Let us try to go through a few representative vendor products as a first installment on a series on Big Data (a term we just debunked, but since everybody “gets it,” it makes for a convenient shorthand.)
IBM and Oracle. Both contain beautiful, comprehensive data models – that if printed – would cover the floor of HIMSS. IBM relies on their partners to help populate them; Oracle looks to their professional services group. Both are optimized for their database and server products. Both have the business rules for data manipulation embedded in the ETL. Overall, not cheap solutions, but in the end, a provider should have a very robust EDW.
Health Catalyst. A data aggregator with an interesting architecture: data marts are first stood up which are a mirror (albeit with more meaningful naming conventions), for each transactional data set of interest (e.g. one for Clarity, one for Lawson, etc.). In a “late binding” process, SQL queries are used to populate dashboards, reports, etc., and data manipulation when data normalization is needed. If source data changes, the SQL code is modified, vs. going back to the ETL layer. Several “starter” dashboards are included. Finally, they have an interesting story of nurturing an ecosystem environment for those developers who can build applications to bolt-on the HealthCatalyst database. HealthCatalyst also provides an interesting data governance tool, Atlas, which provides a way of managing data definitions across the enterprise without forcing major data conversions at the initial ETL stage.
Explorys.

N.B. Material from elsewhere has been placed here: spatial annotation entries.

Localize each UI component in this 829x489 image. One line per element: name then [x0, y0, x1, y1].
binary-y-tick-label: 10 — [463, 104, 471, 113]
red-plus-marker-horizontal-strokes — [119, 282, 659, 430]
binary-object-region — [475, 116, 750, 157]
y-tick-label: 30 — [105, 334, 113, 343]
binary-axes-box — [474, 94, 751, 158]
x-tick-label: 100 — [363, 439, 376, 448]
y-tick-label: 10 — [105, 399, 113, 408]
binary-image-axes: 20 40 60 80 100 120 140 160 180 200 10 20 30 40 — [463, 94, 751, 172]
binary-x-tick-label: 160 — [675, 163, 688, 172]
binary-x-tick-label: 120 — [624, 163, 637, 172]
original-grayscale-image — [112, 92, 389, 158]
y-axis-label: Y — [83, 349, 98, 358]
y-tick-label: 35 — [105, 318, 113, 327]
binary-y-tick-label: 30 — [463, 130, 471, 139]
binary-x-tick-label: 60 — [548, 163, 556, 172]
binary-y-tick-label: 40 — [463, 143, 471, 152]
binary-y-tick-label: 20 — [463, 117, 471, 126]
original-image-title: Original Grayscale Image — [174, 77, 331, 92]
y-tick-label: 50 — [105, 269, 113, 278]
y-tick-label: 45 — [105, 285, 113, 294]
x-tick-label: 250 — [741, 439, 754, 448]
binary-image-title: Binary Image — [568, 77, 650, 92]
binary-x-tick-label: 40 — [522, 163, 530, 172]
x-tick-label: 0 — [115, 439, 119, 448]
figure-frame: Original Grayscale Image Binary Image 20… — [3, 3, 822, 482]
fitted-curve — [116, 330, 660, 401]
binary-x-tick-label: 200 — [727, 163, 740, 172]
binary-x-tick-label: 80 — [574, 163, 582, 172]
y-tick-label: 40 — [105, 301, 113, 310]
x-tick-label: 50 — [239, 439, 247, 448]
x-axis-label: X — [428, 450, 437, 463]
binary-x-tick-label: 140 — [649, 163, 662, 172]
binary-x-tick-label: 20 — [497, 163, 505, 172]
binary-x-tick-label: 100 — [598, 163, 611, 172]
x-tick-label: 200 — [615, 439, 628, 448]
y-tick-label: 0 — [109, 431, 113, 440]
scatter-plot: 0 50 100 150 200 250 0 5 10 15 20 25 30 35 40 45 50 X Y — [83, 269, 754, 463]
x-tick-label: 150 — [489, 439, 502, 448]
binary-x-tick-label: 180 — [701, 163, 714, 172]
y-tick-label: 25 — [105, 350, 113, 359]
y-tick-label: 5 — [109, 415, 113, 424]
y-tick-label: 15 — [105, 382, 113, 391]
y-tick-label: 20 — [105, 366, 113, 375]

A data aggregator with the primary intent of providing rich population health functionality, including PMPM metrics, predictive costing, and outreach capabilities. As with most these tools, high-level to physician/procedure/cost level of data is emphasized. Two of their founders originally founded Everstream – a sophisticated analytics solution for the media industry. Out visit to the McKesson booth occurred a time when no MedVentive representatives, however, we place them in roughly the same category as Explorys (by the way, these two vendors are the leading 3rd party vendors as population health management “bolt-ons” for the Epic platform.)
Truven. A roll-up of interesting point solutions bought by Thompson Reuters before the transition to Truven, including clinical surveillance, clinical decision support, analytics, and population management. They are working on a common repository to link these solutions together. Their subject matter experts are very knowledgeable (many of the clinicians), and their products are time tested. We would put Optum in roughly the same category, albeit with a broader product line, especially with their acquisition of Humedica.

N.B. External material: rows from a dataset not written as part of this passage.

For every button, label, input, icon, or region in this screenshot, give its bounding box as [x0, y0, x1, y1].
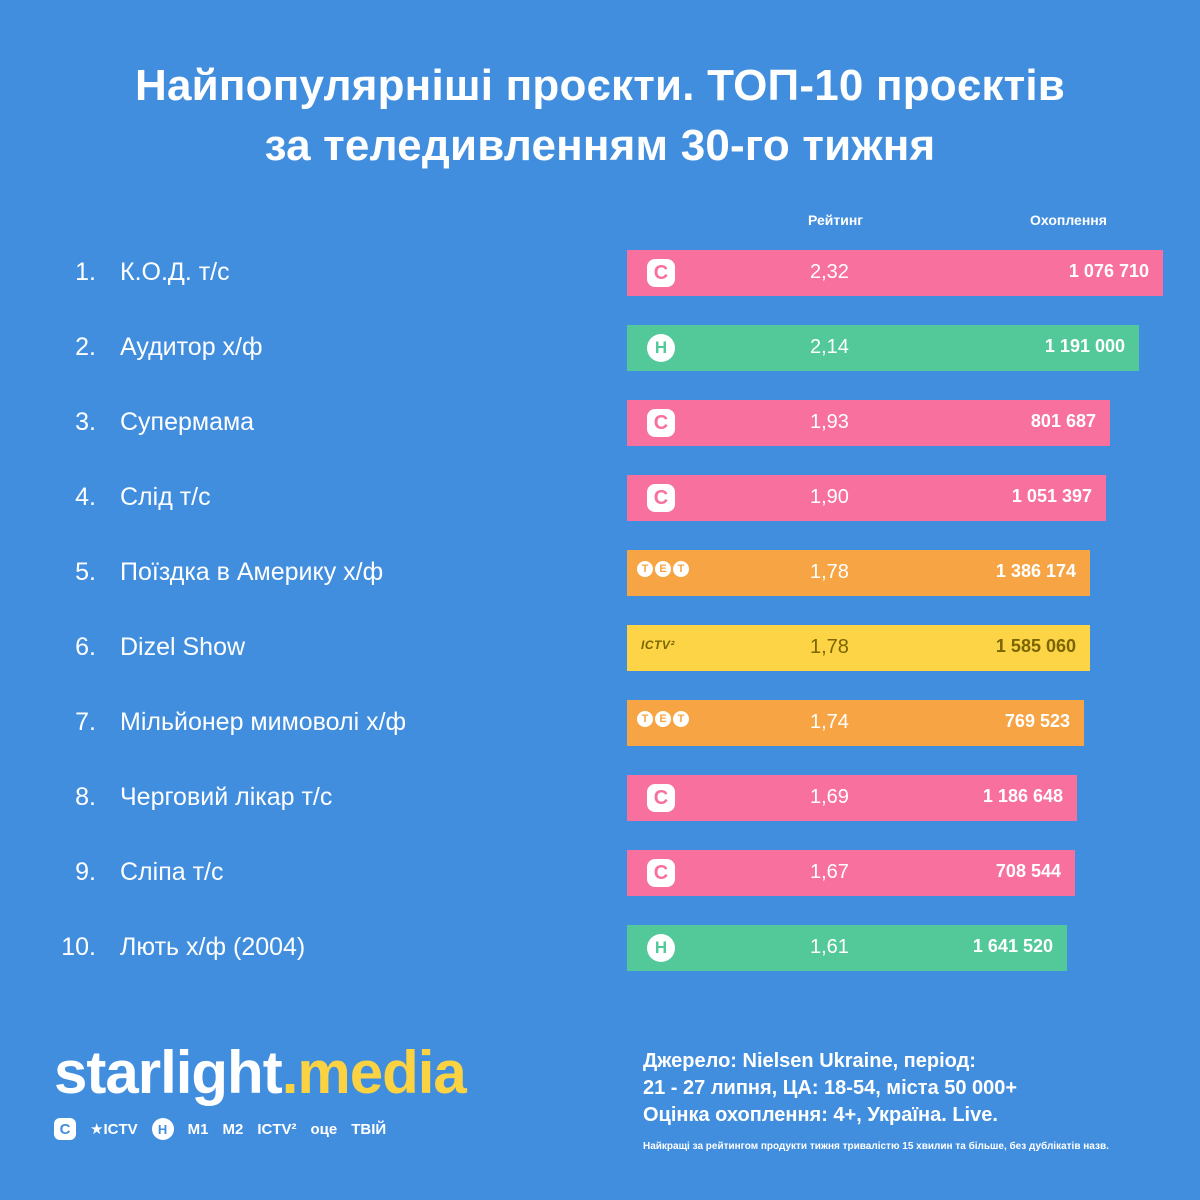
source-line-3: Оцінка охоплення: 4+, Україна. Live.	[643, 1104, 998, 1126]
rating-bar: С 2,32 1 076 710	[627, 250, 1163, 296]
stb-icon: С	[647, 409, 675, 437]
stb-icon: С	[647, 484, 675, 512]
reach-value: 1 386 174	[995, 561, 1076, 581]
reach-value: 1 585 060	[995, 636, 1076, 656]
reach-value: 1 076 710	[1068, 261, 1149, 281]
rating-bar: С 1,90 1 051 397	[627, 475, 1106, 521]
reach-value: 1 051 397	[1011, 486, 1092, 506]
rating-bar: Н 2,14 1 191 000	[627, 325, 1139, 371]
project-name: Dizel Show	[120, 633, 246, 661]
project-name: Супермама	[120, 408, 255, 436]
source-line-2: 21 - 27 липня, ЦА: 18-54, міста 50 000+	[643, 1077, 1018, 1099]
novy-icon: Н	[647, 934, 675, 962]
project-name: Слід т/с	[120, 483, 211, 511]
m2-icon: M2	[222, 1120, 244, 1138]
rating-value: 2,14	[810, 336, 849, 358]
project-name: Сліпа т/с	[120, 858, 224, 886]
starlight-media-logo: starlight.media	[54, 1039, 467, 1106]
rating-bar: С 1,93 801 687	[627, 400, 1110, 446]
stb-icon: С	[54, 1118, 76, 1140]
rank-number: 10.	[61, 933, 96, 961]
rank-number: 1.	[75, 258, 96, 286]
rating-value: 1,61	[810, 936, 849, 958]
rating-value: 1,90	[810, 486, 849, 508]
rank-number: 6.	[75, 633, 96, 661]
rating-bar: ICTV² 1,78 1 585 060	[627, 625, 1090, 671]
stb-icon: С	[647, 859, 675, 887]
rating-value: 1,93	[810, 411, 849, 433]
rank-number: 2.	[75, 333, 96, 361]
reach-value: 1 191 000	[1044, 336, 1125, 356]
rank-number: 5.	[75, 558, 96, 586]
reach-value: 1 641 520	[972, 936, 1053, 956]
reach-value: 1 186 648	[982, 786, 1063, 806]
channel-icons-row: С ★ICTV Н M1 M2 ICTV² оце ТВІЙ	[54, 1118, 386, 1140]
project-name: Лють х/ф (2004)	[120, 933, 306, 961]
source-line-1: Джерело: Nielsen Ukraine, період:	[643, 1050, 976, 1072]
reach-value: 708 544	[995, 861, 1061, 881]
novy-icon: Н	[647, 334, 675, 362]
footnote: Найкращі за рейтингом продукти тижня три…	[643, 1141, 1109, 1152]
stb-icon: С	[647, 259, 675, 287]
page-title: Найпопулярніші проєкти. ТОП-10 проєктів …	[0, 56, 1200, 176]
rating-value: 1,78	[810, 561, 849, 583]
reach-column-header: Охоплення	[1030, 212, 1107, 228]
rank-number: 8.	[75, 783, 96, 811]
rank-number: 4.	[75, 483, 96, 511]
project-name: Мільйонер мимоволі х/ф	[120, 708, 407, 736]
rank-number: 9.	[75, 858, 96, 886]
rank-number: 7.	[75, 708, 96, 736]
rank-number: 3.	[75, 408, 96, 436]
rating-bar: Т Е Т 1,74 769 523	[627, 700, 1084, 746]
rating-value: 1,67	[810, 861, 849, 883]
m1-icon: M1	[187, 1120, 209, 1138]
rating-value: 2,32	[810, 261, 849, 283]
project-name: Аудитор х/ф	[120, 333, 263, 361]
oce-icon: оце	[310, 1120, 338, 1138]
source-note: Джерело: Nielsen Ukraine, період: 21 - 2…	[643, 1048, 1017, 1129]
rating-bar: С 1,69 1 186 648	[627, 775, 1077, 821]
project-name: Черговий лікар т/с	[120, 783, 333, 811]
rating-value: 1,69	[810, 786, 849, 808]
project-name: Поїздка в Америку х/ф	[120, 558, 384, 586]
ictv2-icon: ICTV²	[641, 638, 675, 652]
rating-value: 1,78	[810, 636, 849, 658]
tviy-icon: ТВІЙ	[351, 1120, 387, 1138]
rating-bar: Т Е Т 1,78 1 386 174	[627, 550, 1090, 596]
rating-value: 1,74	[810, 711, 849, 733]
rating-column-header: Рейтинг	[808, 212, 864, 228]
project-name: К.О.Д. т/с	[120, 258, 230, 286]
title-line-2: за теледивленням 30-го тижня	[264, 121, 936, 170]
novy-icon: Н	[151, 1118, 174, 1140]
ictv2-icon: ICTV²	[257, 1120, 297, 1138]
title-line-1: Найпопулярніші проєкти. ТОП-10 проєктів	[134, 61, 1066, 110]
stb-icon: С	[647, 784, 675, 812]
ictv-icon: ★ICTV	[90, 1121, 138, 1138]
reach-value: 801 687	[1030, 411, 1096, 431]
reach-value: 769 523	[1004, 711, 1070, 731]
rating-bar: С 1,67 708 544	[627, 850, 1075, 896]
rating-bar: Н 1,61 1 641 520	[627, 925, 1067, 971]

Anyone who has been following this market will know that we have barely scratched the surface. The list is long: Intersystems, Information Builders, Healthcare DataWorks, Caridigm dimensional insight all have a unique story to tell. Stay tuned for our next installment.
For those considering a buy in the short term, it would suggest networking, and then networking some more. As noted, much of the cost and risk are associated with labor and time to value. The best source for this information organizations who have gone through (or more likely in this nascent market, going through) the process.